Мать была неприхотливым по жизни человеком, она привыкла к лишениям, и даже постарев, не имела завышенных требований к еде, одежде и прочим благам. Сидя у ее постели, я слушал ее рассказы о прошлом, ее воспоминания о давно минувших днях – для нее это была самая большая радость в старости. Отец уж далеко ушел, а она все еще не забыла его увлечения игрой в карты, все еще злилась на него за пренебрежение семьей, осуждала и клеймила за то, что он заставил ее бросить работу и сосредоточиться на домашних делах. Что до насилия, которое она когда-то совершала надо мной, то молчаливыми вздохами она тактично выразила свое раскаяние. В этот момент скрывавшаяся в глубине времени любовь всплыла на поверхность, как водоросли, и все многочисленные, упорные заблуждения матери постепенно отступили, стоило ей взглянуть в глаза детей.
9
После смерти мать превратилась в бабочку, черного парусника.
Ее устным завещанием было, чтобы я позвал даосов, которые провели бы по ней трехдневный молебен. Это было последнее испытание, которому она нас подвергла, древний сюшуйский траурный обычай – проверка потомков на преданность.

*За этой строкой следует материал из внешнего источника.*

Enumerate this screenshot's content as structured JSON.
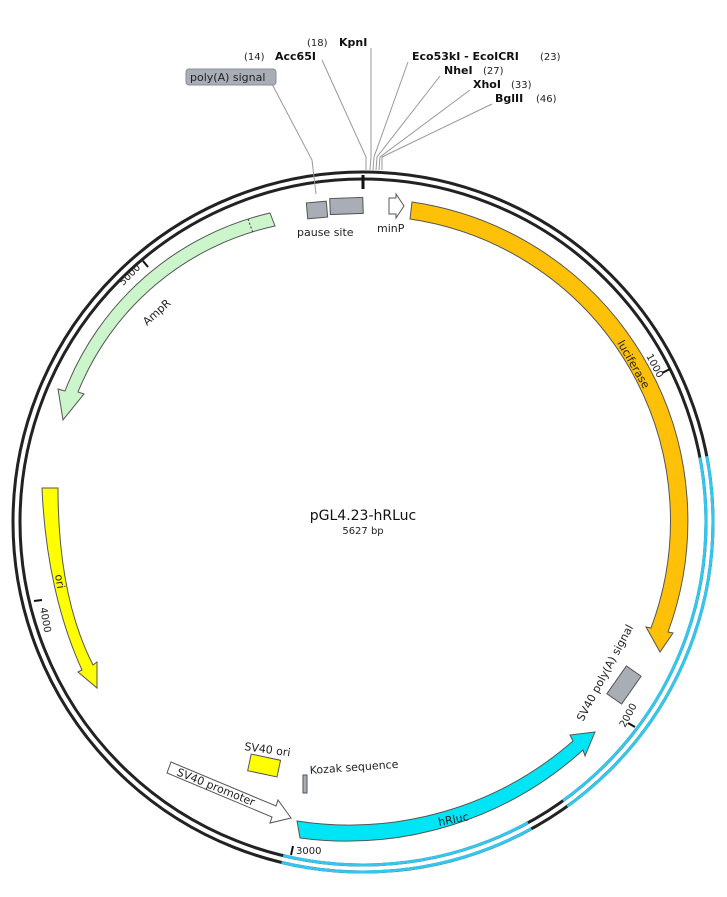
{
  "plasmid": {
    "name": "pGL4.23-hRLuc",
    "length_label": "5627 bp",
    "length_bp": 5627
  },
  "ticks": [
    {
      "bp": 1000,
      "label": "1000"
    },
    {
      "bp": 2000,
      "label": "2000"
    },
    {
      "bp": 3000,
      "label": "3000"
    },
    {
      "bp": 4000,
      "label": "4000"
    },
    {
      "bp": 5000,
      "label": "5000"
    }
  ],
  "features": [
    {
      "id": "pause-site-a",
      "label": "pause site",
      "type": "box",
      "color": "#a9adb6"
    },
    {
      "id": "pause-site-b",
      "label": "",
      "type": "box",
      "color": "#a9adb6"
    },
    {
      "id": "minp",
      "label": "minP",
      "type": "arrow",
      "color": "#ffffff"
    },
    {
      "id": "luciferase",
      "label": "luciferase",
      "type": "arrow",
      "color": "#ffc107"
    },
    {
      "id": "sv40-polya",
      "label": "SV40 poly(A) signal",
      "type": "box",
      "color": "#a9adb6"
    },
    {
      "id": "hrluc",
      "label": "hRluc",
      "type": "arrow",
      "color": "#00e5f5"
    },
    {
      "id": "kozak",
      "label": "Kozak sequence",
      "type": "box",
      "color": "#a9adb6"
    },
    {
      "id": "sv40-ori",
      "label": "SV40 ori",
      "type": "box",
      "color": "#ffff00"
    },
    {
      "id": "sv40-promoter",
      "label": "SV40 promoter",
      "type": "arrow",
      "color": "#ffffff"
    },
    {
      "id": "ori",
      "label": "ori",
      "type": "arrow",
      "color": "#ffff00"
    },
    {
      "id": "ampr",
      "label": "AmpR",
      "type": "arrow",
      "color": "#ccf5cc"
    }
  ],
  "sites": [
    {
      "id": "acc65i",
      "name": "Acc65I",
      "position": "(14)"
    },
    {
      "id": "kpni",
      "name": "KpnI",
      "position": "(18)"
    },
    {
      "id": "eco53ki",
      "name": "Eco53kI - EcoICRI",
      "position": "(23)"
    },
    {
      "id": "nhei",
      "name": "NheI",
      "position": "(27)"
    },
    {
      "id": "xhoi",
      "name": "XhoI",
      "position": "(33)"
    },
    {
      "id": "bglii",
      "name": "BglII",
      "position": "(46)"
    }
  ],
  "callouts": {
    "polya_label": "poly(A) signal"
  },
  "colors": {
    "backbone": "#222222",
    "highlight_strand": "#33c6ee"
  }
}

На церемонию приехали близкие, друзья, однокашники, знакомые – все они прибыли проводить мать в последний путь, несмотря на адский зной. Треск разрывающихся хлопушек стал для нас сигналом опуститься на колени и приветствовать всех, кто явился, чтобы почтить ее память. Двадцать четыре часа без перерыва несли мы вахту в траурном зале, в скорби и печали ожидая треска разрывавшихся хлопушек. Время от времени даосы, явившиеся на церемонию в полном облачении, с чувством читали заупокойные молитвы, избавлявшие ее дух от загробных мучений, а мы с братьями, сестрой и всеми прочими потомками отбивали все эти незнакомые предписанные земные поклоны под ритм гонгов и пение сона[14], под взмахи пятицветных траурных флагов. В лучах палящего солнца пот стекал с меня ручьем, я устал и измучился, все конечности затекли. Этот утомительный, бесконечный обряд чтения молитв над умершей был самым жестоким испытанием, которому подвергла меня семейная любовь. Когда у меня уже не осталось сил держаться, я вспомнил одного своего друга.
Несколько лет назад он заботился о матери, тяжелая болезнь которой привела ее в больницу. Болезнь была неизлечима, самые блестящие врачи и лучшие лекарства не могли дать ей надежды на жизнь. Только благодаря неусыпной заботе близких жизнь больной продолжалась в безнадежности, но ухаживающий за ней сын вдруг выбился из сил и был сражен внезапным инсультом, после которого больше не очнулся и трагично ушел раньше матери. Друг был в полном расцвете сил и так неожиданно, без малейшей причины, простился с матерью и друзьями. Я получил трагическое известие утром, по мобильному телефону, в далеком Гуандуне, и в первый момент не мог поверить в услышанное – эта логика противоречила законам жизни и была самой горькой в мире трагедией.
В палящем зное, шуме, хаосе полный фимиама погребальный зал был местом, где жизнь расходилась со смертью, границей между инь и ян. На улице был зной, как на Марсе[15], жара могла бы спалить все травы и деревья в горах. В этот момент я и увидел того черного парусника. Бабочка грациозно порхала прямо над гробом матери. Я следил за ней, а она не боялась людей, как будто траурный зал был дикой степью, усеянной свежими цветами, аромат которых она учуяла. Бабочка кружилась прямо у меня перед глазами, не уставая и не ведая опасности. В те бесконечные, скорбные, гнетущие три дня я видел, как она вновь и вновь появляется в траурном зале и летает у меня над головой.